One tape, published by CNN on Tuesday, was a secret recording that Cohen made of a conversation with his client, Trump, in September, 2016. According to CNN, Cohen's lawyer Lanny Davis provided them the recording, in which Cohen alludes to a hush money payment that Trump made to McDougal, in order to prevent her from going public with the story of their affair. This tape, and the dozens of others The Post reported on Thursday, are among the materials that the FBI seized from Cohen's office, home, and hotel room in April.
According to The Post's report, the seized recordings are of conversations Cohen had with people that could be related to Trump's business dealings, and with Trump himself. Many are apparently with reporters who met with Cohen during Trump's 2016 campaign. And while Trump's voice appears on several of the recordings, according to The Post the most substantive conversation Cohen recorded with Trump is the recording that Davis released on Tuesday.
“Michael Cohen had the habit of using his phone to record conversations instead of taking notes,” Davis told The Post. “He never intended to make use of the recordings and certainly didn’t intend to be deceptive.”
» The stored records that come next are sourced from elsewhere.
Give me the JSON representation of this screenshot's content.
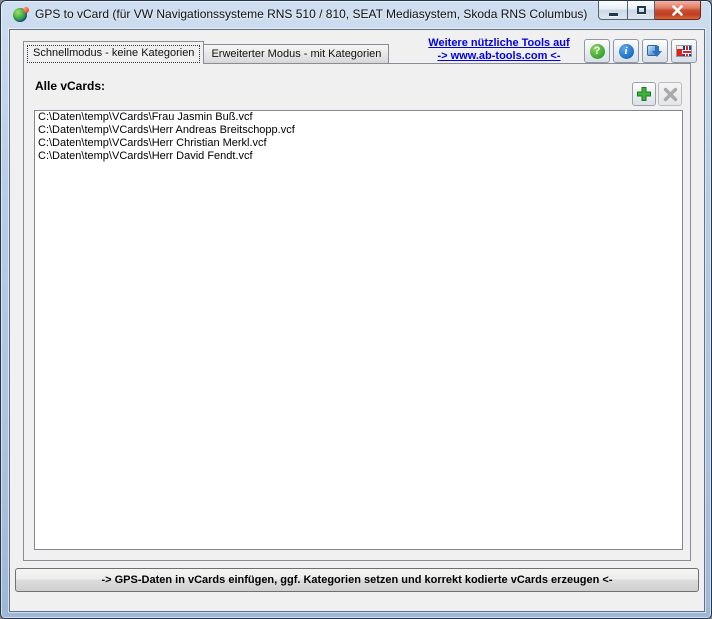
{
  "window": {
    "title": "GPS to vCard (für VW Navigationssysteme RNS 510 / 810, SEAT Mediasystem, Skoda RNS Columbus)"
  },
  "tabs": [
    {
      "label": "Schnellmodus - keine Kategorien",
      "active": true
    },
    {
      "label": "Erweiterter Modus - mit Kategorien",
      "active": false
    }
  ],
  "link": {
    "line1": "Weitere nützliche Tools auf",
    "line2": "-> www.ab-tools.com <-"
  },
  "toolbar": {
    "help_glyph": "?",
    "info_glyph": "i",
    "icons": [
      "help-icon",
      "info-icon",
      "update-download-icon",
      "language-flag-icon"
    ]
  },
  "panel": {
    "label": "Alle vCards:"
  },
  "list": {
    "items": [
      "C:\\Daten\\temp\\VCards\\Frau Jasmin Buß.vcf",
      "C:\\Daten\\temp\\VCards\\Herr Andreas Breitschopp.vcf",
      "C:\\Daten\\temp\\VCards\\Herr Christian Merkl.vcf",
      "C:\\Daten\\temp\\VCards\\Herr David Fendt.vcf"
    ]
  },
  "action_button": {
    "label": "-> GPS-Daten in vCards einfügen, ggf. Kategorien setzen und korrekt kodierte vCards erzeugen <-"
  },
  "colors": {
    "frame_blue": "#b9cde4",
    "client_bg": "#f0f0f0",
    "link_blue": "#0000e8",
    "close_red": "#bf3e22",
    "add_green": "#2fae2f",
    "remove_gray": "#a9a9a9"
  }
}
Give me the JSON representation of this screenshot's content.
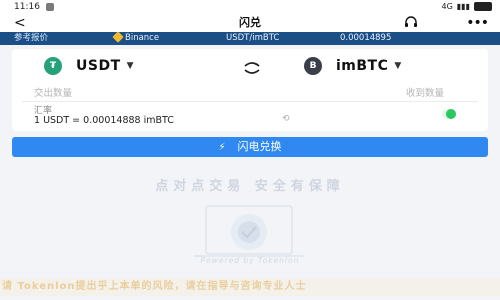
{
  "status": {
    "time": "11:16",
    "network": "4G"
  },
  "nav": {
    "title": "闪兑"
  },
  "ticker": {
    "tag": "参考报价",
    "exchange": "Binance",
    "pair": "USDT/imBTC",
    "price": "0.00014895"
  },
  "swap": {
    "from": {
      "symbol": "USDT",
      "logo_text": "₮",
      "qty_label": "交出数量"
    },
    "to": {
      "symbol": "imBTC",
      "logo_text": "B",
      "qty_label": "收到数量"
    },
    "rate_label": "汇率",
    "rate_value": "1 USDT = 0.00014888 imBTC",
    "toggle_on": true
  },
  "button": {
    "label": "闪电兑换"
  },
  "slogan": "点对点交易 安全有保障",
  "powered_by": "Powered by Tokenlon",
  "marquee": "请 Tokenlon提出乎上本单的风险，请在指导与咨询专业人士",
  "colors": {
    "accent": "#2f89f0",
    "ticker_bg": "#1b4f86",
    "usdt": "#26a17b",
    "toggle_on": "#2bc760"
  }
}
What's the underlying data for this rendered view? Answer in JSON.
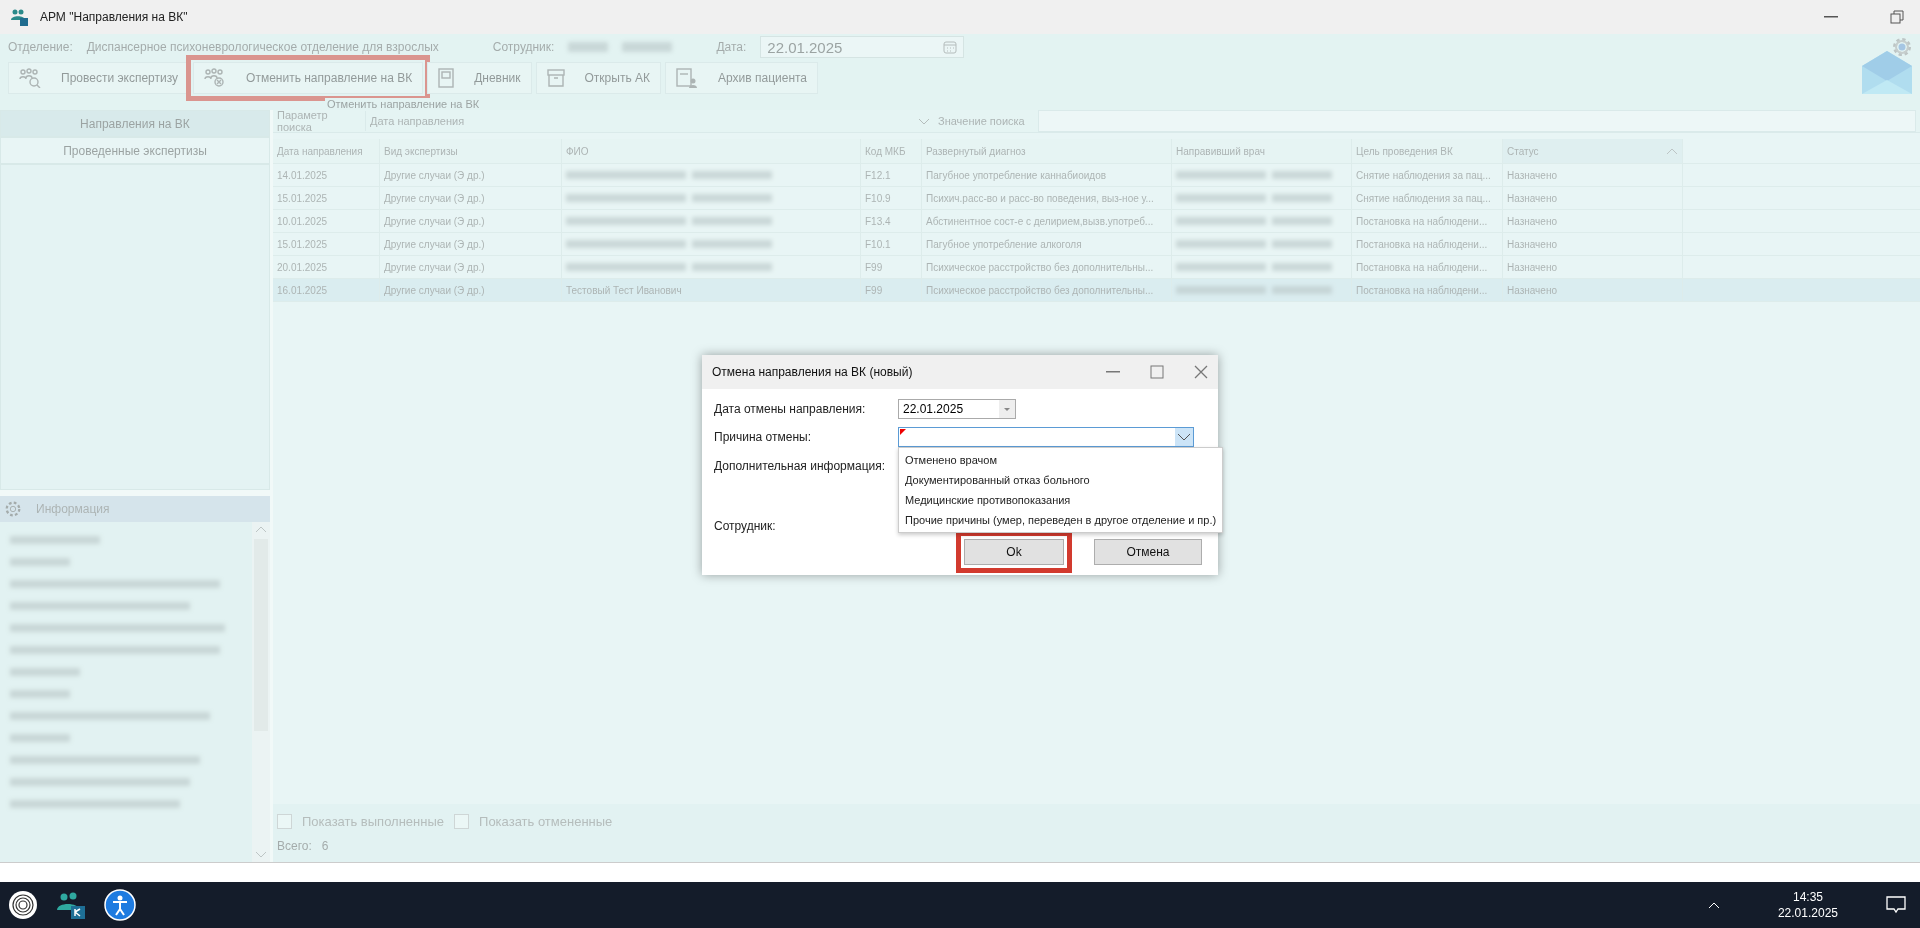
{
  "window": {
    "title": "АРМ \"Направления на ВК\""
  },
  "info_bar": {
    "department_label": "Отделение:",
    "department": "Диспансерное психоневрологическое отделение для взрослых",
    "employee_label": "Сотрудник:",
    "date_label": "Дата:",
    "date": "22.01.2025"
  },
  "toolbar": [
    {
      "label": "Провести экспертизу",
      "kind": "examine",
      "highlighted": false
    },
    {
      "label": "Отменить направление на ВК",
      "kind": "cancel",
      "highlighted": true
    },
    {
      "label": "Дневник",
      "kind": "diary",
      "highlighted": false
    },
    {
      "label": "Открыть АК",
      "kind": "box",
      "highlighted": false
    },
    {
      "label": "Архив пациента",
      "kind": "patient",
      "highlighted": false
    }
  ],
  "tooltip": "Отменить направление на ВК",
  "sidebar": {
    "items": [
      {
        "label": "Направления на ВК",
        "selected": true
      },
      {
        "label": "Проведенные экспертизы",
        "selected": false
      }
    ]
  },
  "info_panel": {
    "title": "Информация"
  },
  "search": {
    "param_label": "Параметр поиска",
    "param_value": "Дата направления",
    "value_label": "Значение поиска"
  },
  "table": {
    "columns": [
      {
        "label": "Дата направления",
        "sorted": false
      },
      {
        "label": "Вид экспертизы",
        "sorted": false
      },
      {
        "label": "ФИО",
        "sorted": false
      },
      {
        "label": "Код МКБ",
        "sorted": false
      },
      {
        "label": "Развернутый диагноз",
        "sorted": false
      },
      {
        "label": "Направивший врач",
        "sorted": false
      },
      {
        "label": "Цель проведения ВК",
        "sorted": false
      },
      {
        "label": "Статус",
        "sorted": true
      }
    ],
    "rows": [
      {
        "date": "14.01.2025",
        "type": "Другие случаи (Э др.)",
        "mkb": "F12.1",
        "diagnosis": "Пагубное употребление каннабиоидов",
        "goal": "Снятие наблюдения за пац...",
        "status": "Назначено",
        "selected": false
      },
      {
        "date": "15.01.2025",
        "type": "Другие случаи (Э др.)",
        "mkb": "F10.9",
        "diagnosis": "Психич.расс-во и расс-во поведения, выз-ное у...",
        "goal": "Снятие наблюдения за пац...",
        "status": "Назначено",
        "selected": false
      },
      {
        "date": "10.01.2025",
        "type": "Другие случаи (Э др.)",
        "mkb": "F13.4",
        "diagnosis": "Абстинентное сост-е с делирием,вызв.употреб...",
        "goal": "Постановка на наблюдени...",
        "status": "Назначено",
        "selected": false
      },
      {
        "date": "15.01.2025",
        "type": "Другие случаи (Э др.)",
        "mkb": "F10.1",
        "diagnosis": "Пагубное употребление алкоголя",
        "goal": "Постановка на наблюдени...",
        "status": "Назначено",
        "selected": false
      },
      {
        "date": "20.01.2025",
        "type": "Другие случаи (Э др.)",
        "mkb": "F99",
        "diagnosis": "Психическое расстройство без дополнительны...",
        "goal": "Постановка на наблюдени...",
        "status": "Назначено",
        "selected": false
      },
      {
        "date": "16.01.2025",
        "type": "Другие случаи (Э др.)",
        "fio": "Тестовый Тест Иванович",
        "mkb": "F99",
        "diagnosis": "Психическое расстройство без дополнительны...",
        "goal": "Постановка на наблюдени...",
        "status": "Назначено",
        "selected": true
      }
    ]
  },
  "footer": {
    "filters": [
      {
        "label": "Показать выполненные",
        "checked": false
      },
      {
        "label": "Показать отмененные",
        "checked": false
      }
    ],
    "total_label": "Всего:",
    "total": "6"
  },
  "dialog": {
    "title": "Отмена направления на ВК (новый)",
    "date_label": "Дата отмены направления:",
    "date": "22.01.2025",
    "reason_label": "Причина отмены:",
    "reason_required": true,
    "reason_expanded": true,
    "reason_options": [
      "Отменено врачом",
      "Документированный отказ больного",
      "Медицинские противопоказания",
      "Прочие причины (умер, переведен в другое отделение и пр.)"
    ],
    "extra_label": "Дополнительная информация:",
    "employee_label": "Сотрудник:",
    "buttons": [
      {
        "label": "Ok",
        "highlighted": true
      },
      {
        "label": "Отмена",
        "highlighted": false
      }
    ]
  },
  "taskbar": {
    "time": "14:35",
    "date": "22.01.2025"
  }
}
Whether or not Cohen intended to use the tapes as insurance, the fact that his team released a particularly damning one is a strong indicator that Cohen is no longer willing to protect the president. "I’m the guy who stops the leaks. I’m the guy who protects the president and the family. I’m the guy who would take a bullet for the president," Cohen told Vanity Fair last September.
"He had to hit a reset button," Davis said of Cohen in an interview with The Post. "Ultimately, he said, 'I'm not going to be a punching bag anymore.'"
In the last few months, Cohen's loyalty to Trump has seemed to wane, in part because the president appeared to distance himself from his former fixer. Even before the election, though Cohen appeared to be unwaveringly devoted to Trump, the relationship between them was never a two-way street, according to reports from associates who knew them well.
"Donald goes out of his way to treat [Cohen] like garbage," Roger Stone, the president's longtime advisor told The New York Times in April.
"Trump always treated Michael like a lap dog, as somebody who would perform tasks for him, but not someone he considered a peer or ever really treated with professional respect," Trump biographer Tim O'Brien told The Post.
After the FBI raid in April, Trump called Cohen a "good man" and said "it’s a disgraceful situation ... a total witch hunt." But by June he was already talking about Cohen in the past tense. "He's not my lawyer anymore," Trump said to a gaggle of reporters outside the White House. "But I always liked Michael, and he's a good person."
When reports of the tapes surfaced this week, it became clear that Cohen no longer felt the same fealty for the president, or counted on his protection in the investigation. The president's response was further evidence of their fractured relationship.
"What kind of a lawyer would tape a client?" Trump tweeted on Wednesday. "So sad!"